The school broke ground on St. Augustine Commons on Oct. 31, 2015. Construction began on Nov. 6 and continued through early April of this year.

Hearn said that the third and final phase of construction, which could begin as soon as July, will see Dougherty Gym transformed into a performing arts center, complete with a 400-seat theatre and 2,000-square-foot music studio, as well as a 2,000-square-foot weight room.

The older gym, with a seating capacity of only 600, had proven too small for the school’s most heavily attended sporting events, Hearn said. And alumni functions were rarely held there, whereas two alumni events had already taken place in the new gym within a week of the dedication Mass.

Still, Hearn said, saying goodbye to Dougherty Gym has been bittersweet.

“It’s kind of been our home,” he said. “If we’ve had a family room at the school, it’s been Dougherty Gym.

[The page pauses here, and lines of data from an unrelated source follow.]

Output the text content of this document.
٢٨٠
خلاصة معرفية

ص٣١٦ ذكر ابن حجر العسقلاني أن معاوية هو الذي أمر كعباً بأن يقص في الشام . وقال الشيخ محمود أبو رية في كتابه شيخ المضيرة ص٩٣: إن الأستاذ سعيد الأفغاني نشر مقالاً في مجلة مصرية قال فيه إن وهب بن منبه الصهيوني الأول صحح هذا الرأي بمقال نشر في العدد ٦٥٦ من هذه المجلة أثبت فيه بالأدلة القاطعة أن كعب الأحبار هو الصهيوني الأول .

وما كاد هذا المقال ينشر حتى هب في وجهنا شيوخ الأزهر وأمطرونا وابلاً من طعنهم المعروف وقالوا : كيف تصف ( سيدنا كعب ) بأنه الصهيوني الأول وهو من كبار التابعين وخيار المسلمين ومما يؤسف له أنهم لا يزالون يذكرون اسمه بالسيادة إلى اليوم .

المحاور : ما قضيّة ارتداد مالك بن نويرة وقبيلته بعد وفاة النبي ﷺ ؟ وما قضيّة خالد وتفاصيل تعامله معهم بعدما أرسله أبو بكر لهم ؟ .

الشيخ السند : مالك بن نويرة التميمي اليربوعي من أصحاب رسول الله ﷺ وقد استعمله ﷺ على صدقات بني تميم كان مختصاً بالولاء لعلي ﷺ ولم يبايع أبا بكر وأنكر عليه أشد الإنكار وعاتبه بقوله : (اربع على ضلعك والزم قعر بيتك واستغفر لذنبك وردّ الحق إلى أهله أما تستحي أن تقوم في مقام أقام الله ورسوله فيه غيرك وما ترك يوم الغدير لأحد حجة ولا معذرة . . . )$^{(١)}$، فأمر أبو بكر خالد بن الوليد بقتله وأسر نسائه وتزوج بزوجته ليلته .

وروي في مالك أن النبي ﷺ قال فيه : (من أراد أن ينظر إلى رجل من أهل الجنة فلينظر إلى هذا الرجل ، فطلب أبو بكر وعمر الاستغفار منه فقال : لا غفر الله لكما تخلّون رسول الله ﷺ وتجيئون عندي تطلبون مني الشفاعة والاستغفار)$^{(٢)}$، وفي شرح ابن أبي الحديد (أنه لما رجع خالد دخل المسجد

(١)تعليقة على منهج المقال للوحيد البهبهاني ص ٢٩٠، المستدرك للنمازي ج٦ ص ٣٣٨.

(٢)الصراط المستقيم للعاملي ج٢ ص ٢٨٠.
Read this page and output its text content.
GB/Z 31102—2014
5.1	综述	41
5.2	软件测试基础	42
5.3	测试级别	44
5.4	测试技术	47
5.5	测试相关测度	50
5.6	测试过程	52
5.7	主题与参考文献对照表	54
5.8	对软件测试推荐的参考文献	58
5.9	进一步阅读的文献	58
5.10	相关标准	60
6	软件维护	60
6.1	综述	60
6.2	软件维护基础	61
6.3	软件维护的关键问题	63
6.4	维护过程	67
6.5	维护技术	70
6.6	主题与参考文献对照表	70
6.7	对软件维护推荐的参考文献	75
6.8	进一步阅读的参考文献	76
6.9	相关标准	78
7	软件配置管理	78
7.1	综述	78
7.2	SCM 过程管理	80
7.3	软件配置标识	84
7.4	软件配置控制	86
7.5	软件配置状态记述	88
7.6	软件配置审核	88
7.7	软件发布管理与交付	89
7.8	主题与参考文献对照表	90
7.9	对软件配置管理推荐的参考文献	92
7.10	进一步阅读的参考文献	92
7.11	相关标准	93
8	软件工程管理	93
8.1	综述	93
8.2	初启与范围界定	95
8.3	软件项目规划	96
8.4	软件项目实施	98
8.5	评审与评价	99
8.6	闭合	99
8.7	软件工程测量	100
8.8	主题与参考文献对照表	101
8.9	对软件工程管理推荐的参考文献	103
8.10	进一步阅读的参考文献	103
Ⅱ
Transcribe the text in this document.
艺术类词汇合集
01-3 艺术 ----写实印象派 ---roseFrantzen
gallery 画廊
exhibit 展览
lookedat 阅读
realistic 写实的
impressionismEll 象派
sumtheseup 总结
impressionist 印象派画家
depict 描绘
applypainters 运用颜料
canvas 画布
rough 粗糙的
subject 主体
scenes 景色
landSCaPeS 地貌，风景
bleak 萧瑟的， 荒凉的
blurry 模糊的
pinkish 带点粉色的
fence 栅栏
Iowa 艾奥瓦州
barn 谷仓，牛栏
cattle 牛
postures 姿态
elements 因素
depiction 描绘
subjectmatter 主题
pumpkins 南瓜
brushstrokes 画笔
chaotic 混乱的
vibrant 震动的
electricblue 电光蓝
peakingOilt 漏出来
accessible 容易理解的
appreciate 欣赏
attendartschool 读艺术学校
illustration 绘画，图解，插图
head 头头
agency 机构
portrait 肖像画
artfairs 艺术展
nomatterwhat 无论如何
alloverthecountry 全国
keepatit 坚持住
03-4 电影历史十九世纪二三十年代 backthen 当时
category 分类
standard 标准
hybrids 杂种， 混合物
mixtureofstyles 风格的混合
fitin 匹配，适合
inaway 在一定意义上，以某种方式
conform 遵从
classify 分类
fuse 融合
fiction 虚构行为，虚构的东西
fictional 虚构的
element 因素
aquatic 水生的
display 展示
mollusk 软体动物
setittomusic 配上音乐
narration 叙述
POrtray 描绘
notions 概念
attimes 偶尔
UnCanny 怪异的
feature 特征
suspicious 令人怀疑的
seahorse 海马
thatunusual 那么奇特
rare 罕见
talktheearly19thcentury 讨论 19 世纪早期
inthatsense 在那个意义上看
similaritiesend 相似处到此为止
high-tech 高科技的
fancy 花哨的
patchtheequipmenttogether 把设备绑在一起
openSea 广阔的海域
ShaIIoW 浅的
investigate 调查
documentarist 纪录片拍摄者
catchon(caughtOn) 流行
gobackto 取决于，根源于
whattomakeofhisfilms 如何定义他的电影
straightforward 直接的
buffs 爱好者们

It’s really served the school well for its 65 years.”

The final school Mass in the old gym, celebrated April 5, was “an emotional moment” for the school and its alumni community, he said, but so too was the dedication Mass for the new building.

In his homily for the dedication, Augustinian Father Kevin Mullins remarked that the new structure is “so much more than just a building.”

“The Commons will be a place of gathering, a place of prayer, a place of learning, a place of athletic achievement,” said Father Mullins, provincial of the Augustinians in the West. “Simply put, St. Augustine Commons will be a place of both rightful pride and humble gratitude.”